# starting and growing cypress trees



## wimperk (Nov 19, 2001)

QUESTION - BALDCYPRESS... I've collected about 100 seed pods/cones from a huge baldcypress tree on our property. I'm letting them dry out in the garage. I want to plant and grow them to help with getting "green-belt/agriculture" status for our property, but don't know the best method... or timing.

Need guidance!


----------



## Jay Banks (Nov 26, 2001)

Baldcypress need about 90 days of cold (winter) weather to germinate. You can either place them in the refrig over the winter for sowing in the spring or pot them up in and place the pots in the ground with a mulch covering the seeds.

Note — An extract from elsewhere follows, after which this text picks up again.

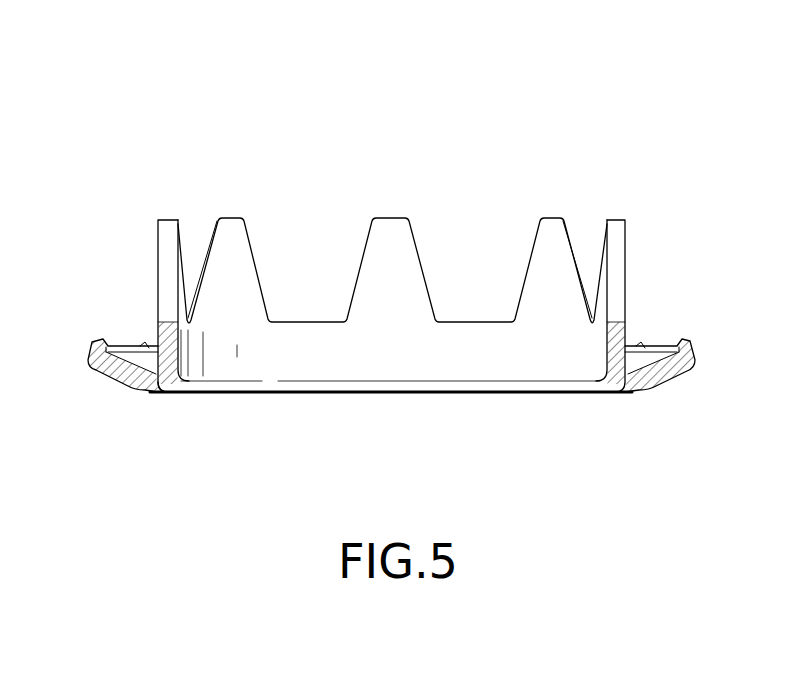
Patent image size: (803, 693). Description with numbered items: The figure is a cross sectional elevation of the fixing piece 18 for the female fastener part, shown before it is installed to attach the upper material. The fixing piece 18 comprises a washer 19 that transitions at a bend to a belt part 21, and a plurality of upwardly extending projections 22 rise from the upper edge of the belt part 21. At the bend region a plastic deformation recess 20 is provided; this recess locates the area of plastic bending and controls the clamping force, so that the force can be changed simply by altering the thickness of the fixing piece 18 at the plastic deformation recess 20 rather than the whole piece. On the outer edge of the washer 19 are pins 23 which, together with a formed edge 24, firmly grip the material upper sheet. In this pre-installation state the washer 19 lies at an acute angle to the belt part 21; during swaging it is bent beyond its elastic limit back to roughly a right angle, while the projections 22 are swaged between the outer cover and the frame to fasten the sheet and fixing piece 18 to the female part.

A propagation bed should have afternoon shade, watering source, and be away from large tree roots.


----------



## wimperk (Nov 26, 2001)

*Baldcypress guidance*

Thanks a bunch! Since we live in Florida, we'll most likely place them in the fridge... We weren't sure whether we could simulate wetlands in a pot... so we plan to sow them in designated wetland areas on our property - near a run-off from our pond. We thought we'd shove coffee cans almost all the way into the ground (both ends cut out) and plant the seeds inside - to help us keep track of where we cultivated them.

I'm excited about this idea... I don't particularly like pine trees, and we wanted to get ag-rating for our taxes another way. Hopefully this will do it.

We are also looking into cultivating Tulip Poplars (they grow all over our 17 acres) and Catalpa (southerners pronounce this Catawba) trees - these are also all over our property. Fisherman would pay money (we think) to buy Catalpa trees for the caterpillars that feed on the leaves - and are good bait.

Any insights on those two trees? 

Thanks already for your help and reply!

Karen


----------